Когда мы сошли с электрички, отцу надоело меня морочить, и он рассказал мне про силки и приманку, даже руками показал, как разгибается березовый хлыст, пригнутый к земле, показал и длинно присвистнул. Тогда я испытал это в первый раз. Смертельное отвращение. А теперь — во второй.
Я дождался, когда в отеле включили свет, проводил медсестру до кладовой и помог разложить белье по полкам. Потом я пошел в свою комнату, сел на кровать и уставился в стену. Стоило мне положить руки на колени, как они сжались в кулаки и онемели, распухнув от бессмысленного усилия. Пережить новое знание было невозможно. Я спал с маленькой тварью. Я брал в рот ее пальцы, которые повернули ключ в замке часовни Святого Андрея.
Все, что я знал, обернулось насмешливой пустотой, сырой и гулкой, как подвал гостиничной лавандерии.

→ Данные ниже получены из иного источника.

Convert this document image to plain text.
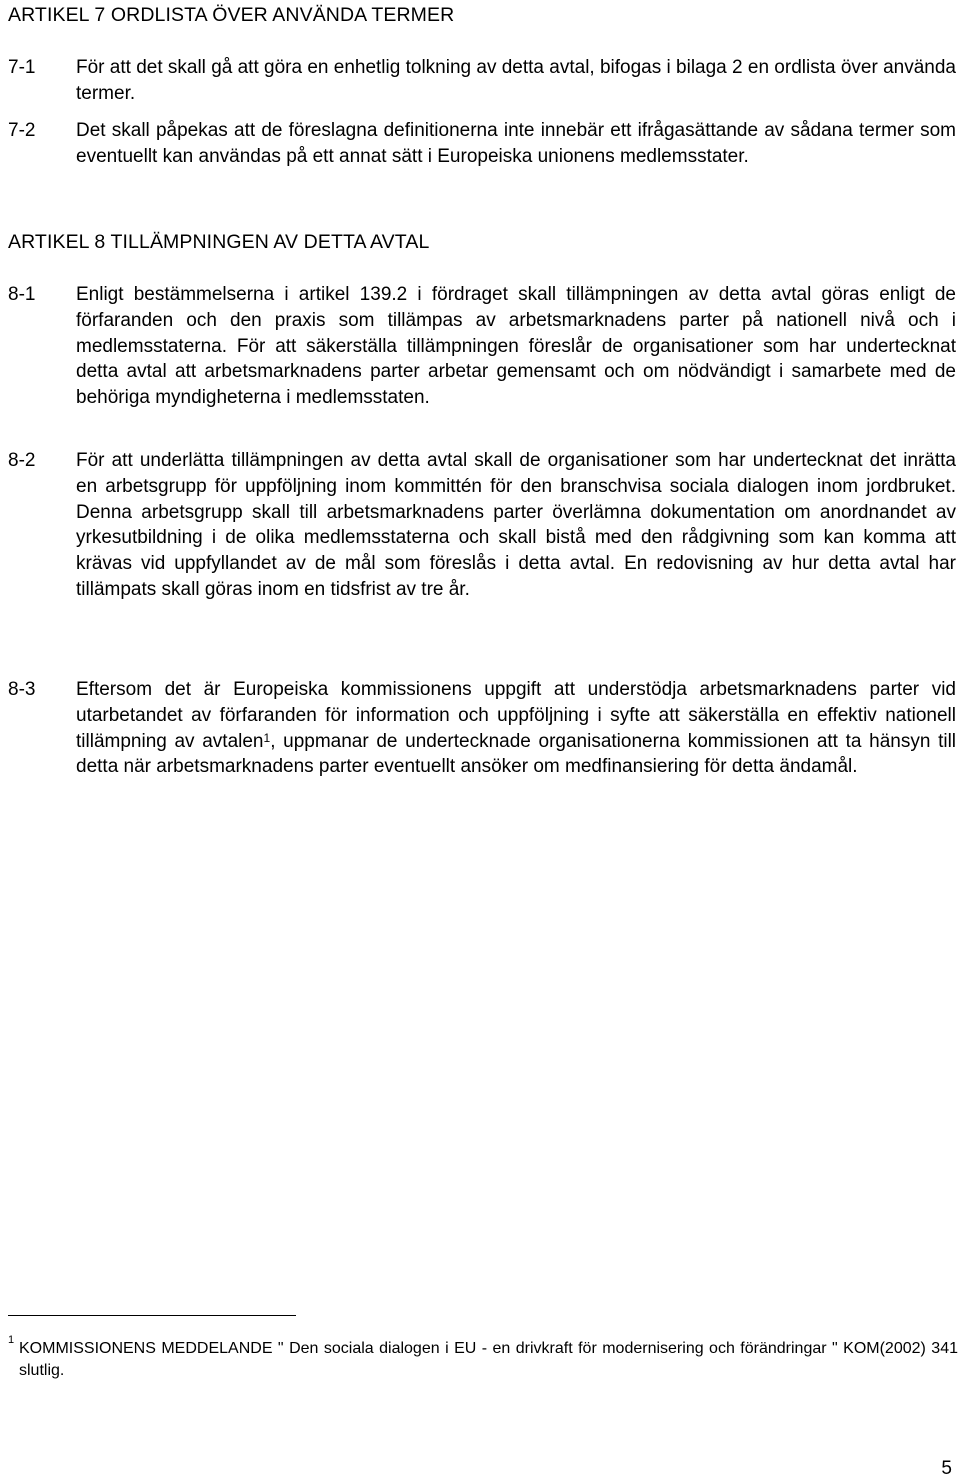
ARTIKEL 7 ORDLISTA ÖVER ANVÄNDA TERMER
7-1 För att det skall gå att göra en enhetlig tolkning av detta avtal, bifogas i bilaga 2 en ordlista över använda termer.
7-2 Det skall påpekas att de föreslagna definitionerna inte innebär ett ifrågasättande av sådana termer som eventuellt kan användas på ett annat sätt i Europeiska unionens medlemsstater.
ARTIKEL 8 TILLÄMPNINGEN AV DETTA AVTAL
8-1 Enligt bestämmelserna i artikel 139.2 i fördraget skall tillämpningen av detta avtal göras enligt de förfaranden och den praxis som tillämpas av arbetsmarknadens parter på nationell nivå och i medlemsstaterna. För att säkerställa tillämpningen föreslår de organisationer som har undertecknat detta avtal att arbetsmarknadens parter arbetar gemensamt och om nödvändigt i samarbete med de behöriga myndigheterna i medlemsstaten.
8-2 För att underlätta tillämpningen av detta avtal skall de organisationer som har undertecknat det inrätta en arbetsgrupp för uppföljning inom kommittén för den branschvisa sociala dialogen inom jordbruket. Denna arbetsgrupp skall till arbetsmarknadens parter överlämna dokumentation om anordnandet av yrkesutbildning i de olika medlemsstaterna och skall bistå med den rådgivning som kan komma att krävas vid uppfyllandet av de mål som föreslås i detta avtal. En redovisning av hur detta avtal har tillämpats skall göras inom en tidsfrist av tre år.
8-3 Eftersom det är Europeiska kommissionens uppgift att understödja arbetsmarknadens parter vid utarbetandet av förfaranden för information och uppföljning i syfte att säkerställa en effektiv nationell tillämpning av avtalen$^1$, uppmanar de undertecknade organisationerna kommissionen att ta hänsyn till detta när arbetsmarknadens parter eventuellt ansöker om medfinansiering för detta ändamål.
1 KOMMISSIONENS MEDDELANDE " Den sociala dialogen i EU - en drivkraft för modernisering och förändringar " KOM(2002) 341 slutlig.
5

Мне предстояло сделать в голове форточку, чтобы безумие могло влетать и вылетать, когда ему понадобится. Просидев так несколько часов, я свалился на кровать и заснул. Разжать пальцы у меня так и не получилось. Мне снился учитель латыни из ноттингемского колледжа, кажется, в бороде у него были крошки от яйца, которое он ел на завтрак, — он вечно делал это на ходу, торопливо, выбрасывая скорлупу в урну перед тем, как войти в аудиторию.
Во сне он писал на доске фразу: in girum imus nocte et consumimur igni. Ночью идем в хоровод, и нас пожирает огонь. Потом он отошел от доски, поднялся к самой верхней скамье, где я сидел, не открывая тетради, нагнулся ко мне и прошептал прямо в ухо: забвение — защитный механизм души, некоторые стекла должны покрываться копотью, чтобы можно было не ослепнуть, глядя на завтрашний день.
Проснувшись, я уже знал, что мне нужно делать.
Для начала я отправился на кухню, где выпил кофе с поваром и Пулией, которые появляются там раньше всех. Старуха рассказывала повару о владельце маслобойни в Траяно, который помер прошлой весной, спьяну свалившись в котел, где отстаивалось оливковое масло. Пулия из тех людей, что говорит о похоронах с таким удовольствием, с каким говорят о венчаниях, глаза у нее мерцают, губы дрожат, низкий голос пенится. Так и плавал там лицом вниз, весь промасленный, а ослик ходил себе вокруг пресса и крутил жернова, сказала она, качая головой в чепце, и повар понимающе усмехнулся.
Все говорят об образе жизни, но никто не думает об образе смерти, сказала Пулия чуть позже и вопросительно посмотрела на меня. Будь мой итальянский получше, я процитировал бы им Махабхарату: наслаждения, возникающие от неведенья, — жернова маслобойни, они выполняют дело силой вожделения. Но я промолчал, допил кофе и отправился в деревню.